According to her, contrary to the popular belief, palm oil is not an agent to induce vomiting.
She said, “Most people believe that once someone ingests poison, the best thing to do is to induce vomiting to get the poison out of the system or give an antidote that can neutralise the effects of the poison.
“In Nigeria, the most commonly used agents, either to initiate vomiting or neutralise the effects of poison, is the red palm oil.
“This is, however, dangerous for two reasons; inducing vomiting only works if the poisoning has occurred less than one hour before.
“Secondly, there are certain poisons whose effects actually become worse by inducing vomiting, so vomiting should never be induced in such instances.
“Using palm oil to induce vomiting has its own health risk, as its inhalation into the lungs can lead to a complication of pneumonia, where the child actually develops breathing problems.
“This is due to the inhalation of the oil fumes into the lungs.”
She added that inducing vomiting should not be done in cases of swallowing hydrocarbons such as kerosene, petrol etc.
“This will cause serious breathing problems.

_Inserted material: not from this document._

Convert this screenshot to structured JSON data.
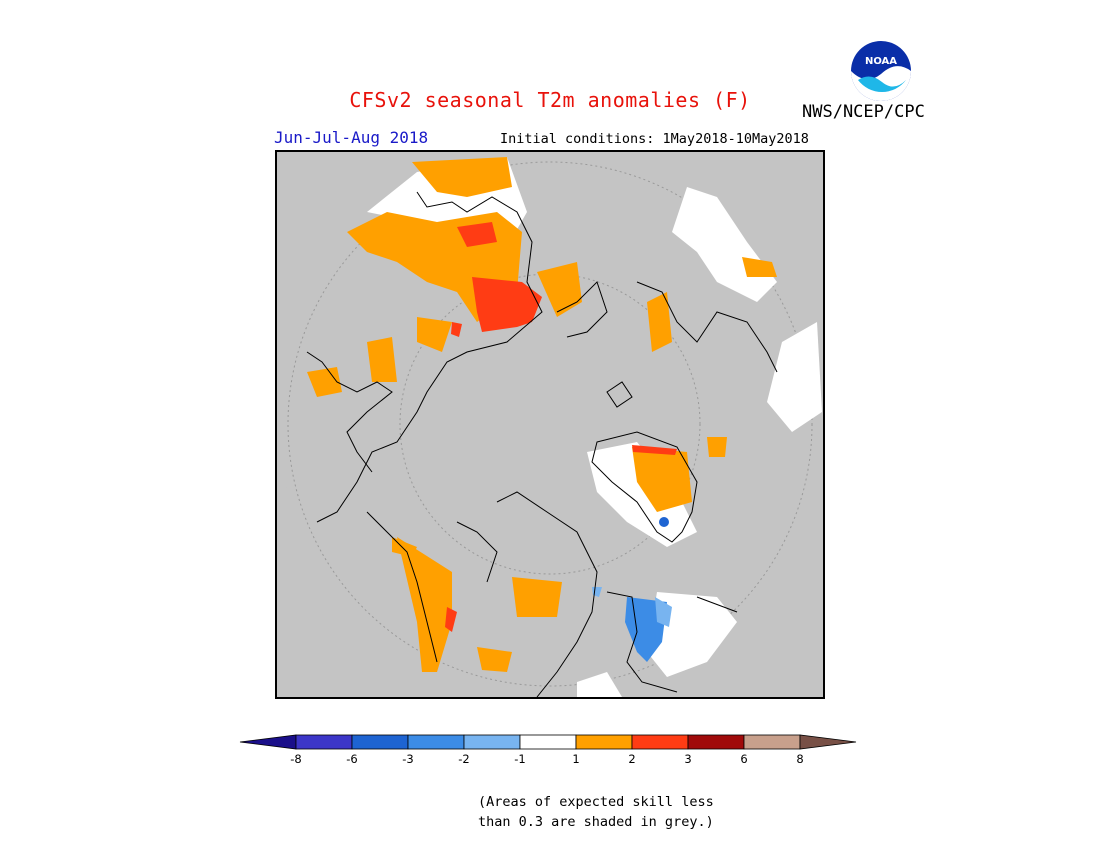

So in all cases of poisoning, get the bottle of the poison, if you can, and go to the hospital immediately,” she added.
The paediatrician explained that the best thing to do is to go to any hospital’s children’s emergency room immediately for evaluation by the doctors.
Inducing vomiting, according to her, means giving something or doing anything to make the person, who has just ingested a poisonous substance to vomit, so that the person will vomit the poison before it is absorbed into the system.
She said that this could, however, only be done for certain types of poisons “and only if the poisoning has not been ingested for more than one hour.
“For example, a child, who has swallowed some iron tablets (blood tonic tablets), if seen before one hour, can be induced to vomit out the tablets,” Boyede said.
Boyode, who described the use of palm oil for inducing vomiting as a myth, however, noted that not all myths have health implications, “but the dangerous ones should be avoided”.